In its broadest sense, ghetto refers to any economically depressed and politically disenfranchised neighborhood in an urban center. Most often, the word is used to refer to a section of a city where the city's population of an oppressed minority is made to reside.

Ghetto in In the Presence of Mine Enemies[]

Following the defeat of the United States in the Third World War, the ghettos of New York City were "cleaned up" by Einsatzkommandos.[1]
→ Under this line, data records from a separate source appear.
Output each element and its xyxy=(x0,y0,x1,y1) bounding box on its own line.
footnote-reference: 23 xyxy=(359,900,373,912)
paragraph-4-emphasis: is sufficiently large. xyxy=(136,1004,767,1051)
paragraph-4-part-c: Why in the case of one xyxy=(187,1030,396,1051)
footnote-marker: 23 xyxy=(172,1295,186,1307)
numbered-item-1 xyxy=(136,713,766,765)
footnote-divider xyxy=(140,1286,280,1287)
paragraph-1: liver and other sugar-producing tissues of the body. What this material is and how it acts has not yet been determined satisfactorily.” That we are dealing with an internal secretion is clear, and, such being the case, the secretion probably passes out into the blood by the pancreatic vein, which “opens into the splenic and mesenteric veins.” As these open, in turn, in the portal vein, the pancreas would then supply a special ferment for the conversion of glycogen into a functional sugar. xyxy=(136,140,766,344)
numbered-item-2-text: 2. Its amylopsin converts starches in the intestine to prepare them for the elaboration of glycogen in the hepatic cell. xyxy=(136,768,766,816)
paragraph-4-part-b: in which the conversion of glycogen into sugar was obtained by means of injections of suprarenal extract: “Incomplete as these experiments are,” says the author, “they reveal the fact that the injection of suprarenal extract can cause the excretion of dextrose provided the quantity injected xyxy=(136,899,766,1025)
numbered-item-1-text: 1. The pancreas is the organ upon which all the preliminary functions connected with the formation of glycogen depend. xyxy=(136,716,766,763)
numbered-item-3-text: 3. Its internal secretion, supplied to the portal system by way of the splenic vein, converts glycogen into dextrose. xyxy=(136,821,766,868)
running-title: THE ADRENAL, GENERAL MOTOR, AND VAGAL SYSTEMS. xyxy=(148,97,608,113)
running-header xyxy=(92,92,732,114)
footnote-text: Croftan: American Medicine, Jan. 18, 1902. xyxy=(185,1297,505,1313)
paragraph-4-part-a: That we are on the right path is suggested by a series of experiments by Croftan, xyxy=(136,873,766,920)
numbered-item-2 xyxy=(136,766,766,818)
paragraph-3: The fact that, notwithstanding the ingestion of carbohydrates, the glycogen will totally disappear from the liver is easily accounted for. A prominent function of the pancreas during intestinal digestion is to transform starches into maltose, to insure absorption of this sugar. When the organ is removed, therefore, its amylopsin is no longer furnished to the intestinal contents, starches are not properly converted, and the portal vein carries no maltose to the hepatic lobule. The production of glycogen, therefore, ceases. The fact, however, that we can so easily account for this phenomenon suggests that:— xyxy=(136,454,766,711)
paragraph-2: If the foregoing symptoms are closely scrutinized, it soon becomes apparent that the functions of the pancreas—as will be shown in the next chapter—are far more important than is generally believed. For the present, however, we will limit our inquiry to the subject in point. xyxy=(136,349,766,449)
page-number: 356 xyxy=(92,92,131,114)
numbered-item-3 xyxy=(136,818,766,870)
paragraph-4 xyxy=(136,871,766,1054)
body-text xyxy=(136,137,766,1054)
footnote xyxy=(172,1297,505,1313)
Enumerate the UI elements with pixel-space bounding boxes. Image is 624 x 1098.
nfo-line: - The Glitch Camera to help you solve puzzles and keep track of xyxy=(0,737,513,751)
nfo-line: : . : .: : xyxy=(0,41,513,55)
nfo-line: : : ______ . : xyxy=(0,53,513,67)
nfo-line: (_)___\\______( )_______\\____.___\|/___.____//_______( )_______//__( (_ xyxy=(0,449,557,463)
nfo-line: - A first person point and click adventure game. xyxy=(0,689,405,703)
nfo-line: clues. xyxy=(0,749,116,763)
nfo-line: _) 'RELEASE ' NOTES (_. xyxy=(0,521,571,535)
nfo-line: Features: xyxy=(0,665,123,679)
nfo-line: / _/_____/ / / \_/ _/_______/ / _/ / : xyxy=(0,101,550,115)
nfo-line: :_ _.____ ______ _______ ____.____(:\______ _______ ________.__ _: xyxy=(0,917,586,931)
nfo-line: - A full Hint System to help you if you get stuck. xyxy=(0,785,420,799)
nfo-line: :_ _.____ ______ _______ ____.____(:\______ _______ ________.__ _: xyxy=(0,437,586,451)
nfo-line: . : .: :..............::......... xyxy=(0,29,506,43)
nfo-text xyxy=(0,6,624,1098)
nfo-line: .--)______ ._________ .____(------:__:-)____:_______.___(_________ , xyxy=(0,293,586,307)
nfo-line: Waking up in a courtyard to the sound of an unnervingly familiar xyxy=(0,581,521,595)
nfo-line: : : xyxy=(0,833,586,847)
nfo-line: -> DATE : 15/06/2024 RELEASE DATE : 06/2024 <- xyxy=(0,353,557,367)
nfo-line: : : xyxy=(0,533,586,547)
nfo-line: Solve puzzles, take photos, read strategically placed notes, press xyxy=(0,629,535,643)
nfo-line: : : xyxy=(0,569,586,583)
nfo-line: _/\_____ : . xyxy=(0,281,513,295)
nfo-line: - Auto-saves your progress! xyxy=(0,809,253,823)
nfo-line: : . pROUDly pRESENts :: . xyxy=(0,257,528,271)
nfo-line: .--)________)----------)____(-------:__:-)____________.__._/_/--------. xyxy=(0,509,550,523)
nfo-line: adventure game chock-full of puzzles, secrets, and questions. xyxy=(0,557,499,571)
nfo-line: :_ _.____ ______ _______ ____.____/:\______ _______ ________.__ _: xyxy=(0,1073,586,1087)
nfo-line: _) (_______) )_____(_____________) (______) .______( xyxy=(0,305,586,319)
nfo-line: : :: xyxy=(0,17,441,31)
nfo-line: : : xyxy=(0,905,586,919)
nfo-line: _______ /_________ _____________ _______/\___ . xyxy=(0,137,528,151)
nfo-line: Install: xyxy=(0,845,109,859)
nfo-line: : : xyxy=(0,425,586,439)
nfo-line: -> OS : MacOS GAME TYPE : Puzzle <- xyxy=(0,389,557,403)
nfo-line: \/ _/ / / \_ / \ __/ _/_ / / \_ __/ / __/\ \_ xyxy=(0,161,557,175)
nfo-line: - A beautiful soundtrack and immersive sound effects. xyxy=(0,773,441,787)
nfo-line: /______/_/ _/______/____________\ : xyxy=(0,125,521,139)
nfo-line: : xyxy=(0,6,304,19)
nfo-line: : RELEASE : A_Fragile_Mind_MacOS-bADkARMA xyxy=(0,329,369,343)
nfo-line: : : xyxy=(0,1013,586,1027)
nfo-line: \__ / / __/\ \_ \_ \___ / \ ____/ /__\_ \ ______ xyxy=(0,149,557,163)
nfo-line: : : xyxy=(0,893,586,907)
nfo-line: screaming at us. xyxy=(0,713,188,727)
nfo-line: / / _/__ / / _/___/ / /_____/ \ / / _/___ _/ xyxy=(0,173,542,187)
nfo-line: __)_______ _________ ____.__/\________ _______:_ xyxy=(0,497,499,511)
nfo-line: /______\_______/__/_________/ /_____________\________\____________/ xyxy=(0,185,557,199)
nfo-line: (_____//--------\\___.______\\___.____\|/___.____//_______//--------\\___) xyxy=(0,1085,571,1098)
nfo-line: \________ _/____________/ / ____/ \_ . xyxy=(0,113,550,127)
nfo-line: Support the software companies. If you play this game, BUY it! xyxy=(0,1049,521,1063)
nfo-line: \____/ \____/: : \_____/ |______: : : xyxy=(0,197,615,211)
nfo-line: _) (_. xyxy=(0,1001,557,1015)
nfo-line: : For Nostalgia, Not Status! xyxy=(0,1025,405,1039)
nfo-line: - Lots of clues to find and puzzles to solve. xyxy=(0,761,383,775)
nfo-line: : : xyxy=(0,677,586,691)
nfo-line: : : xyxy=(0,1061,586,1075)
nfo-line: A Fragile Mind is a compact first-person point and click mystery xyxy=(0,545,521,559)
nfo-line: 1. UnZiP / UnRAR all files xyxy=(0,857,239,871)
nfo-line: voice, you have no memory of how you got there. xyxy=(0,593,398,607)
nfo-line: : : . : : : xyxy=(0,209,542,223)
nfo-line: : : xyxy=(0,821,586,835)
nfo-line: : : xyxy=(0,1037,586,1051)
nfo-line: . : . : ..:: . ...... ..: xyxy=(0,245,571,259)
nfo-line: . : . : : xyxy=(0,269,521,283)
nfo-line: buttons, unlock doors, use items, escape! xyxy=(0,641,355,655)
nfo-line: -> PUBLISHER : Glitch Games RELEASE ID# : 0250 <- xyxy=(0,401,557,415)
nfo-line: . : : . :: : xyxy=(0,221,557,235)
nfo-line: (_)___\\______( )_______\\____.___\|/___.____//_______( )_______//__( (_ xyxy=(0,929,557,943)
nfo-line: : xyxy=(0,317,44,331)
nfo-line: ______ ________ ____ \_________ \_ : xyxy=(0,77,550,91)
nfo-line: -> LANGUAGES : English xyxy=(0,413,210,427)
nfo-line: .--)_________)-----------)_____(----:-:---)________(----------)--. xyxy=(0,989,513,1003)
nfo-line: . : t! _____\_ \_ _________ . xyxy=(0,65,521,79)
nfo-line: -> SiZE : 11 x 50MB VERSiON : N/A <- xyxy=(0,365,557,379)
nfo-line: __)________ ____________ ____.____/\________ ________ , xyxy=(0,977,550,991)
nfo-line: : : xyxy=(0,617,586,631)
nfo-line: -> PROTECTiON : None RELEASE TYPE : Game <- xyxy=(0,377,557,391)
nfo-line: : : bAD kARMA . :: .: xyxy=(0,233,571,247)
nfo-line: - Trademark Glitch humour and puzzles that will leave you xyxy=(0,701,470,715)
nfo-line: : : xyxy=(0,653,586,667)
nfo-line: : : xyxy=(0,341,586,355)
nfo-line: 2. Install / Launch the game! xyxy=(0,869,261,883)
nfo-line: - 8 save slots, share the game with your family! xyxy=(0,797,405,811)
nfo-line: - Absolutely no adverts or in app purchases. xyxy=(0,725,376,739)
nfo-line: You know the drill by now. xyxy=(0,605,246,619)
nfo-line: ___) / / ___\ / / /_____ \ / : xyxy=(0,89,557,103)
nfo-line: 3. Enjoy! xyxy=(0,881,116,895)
Ghetto in Southern Victory[]

Using a pre-Great War law requiring blacks in the Confederate States to carry passbooks, the Freedom Party required blacks to live in ghettos within most Confederate cities. In Augusta, Georgia, the ghetto is known as the Terry (short for "territory"). Throughout the Featherston Administration, Confederate authorities encouraged Freedom Party Stalwarts to stage riots within black ghettos, and in 1942 they began relocating the residents of these ghettos to concentration camps such as Camp Determination.

Ghetto in Worldwar[]

In Poland, the Germans forced the Jews to live in ghettos, mainly so that they would be easier to capture and relocate to concentration camps. This process was discontinued when the Race's Conquest Fleet forced the Germans out of Poland.

Mordechai Anielewicz and Moishe Russie both originally came to prominence as leaders of the Jewish community in the Warsaw Ghetto. Mordechai Chaim Rumkowski was elder of the Lodz ghetto under first the Germans, then the Race.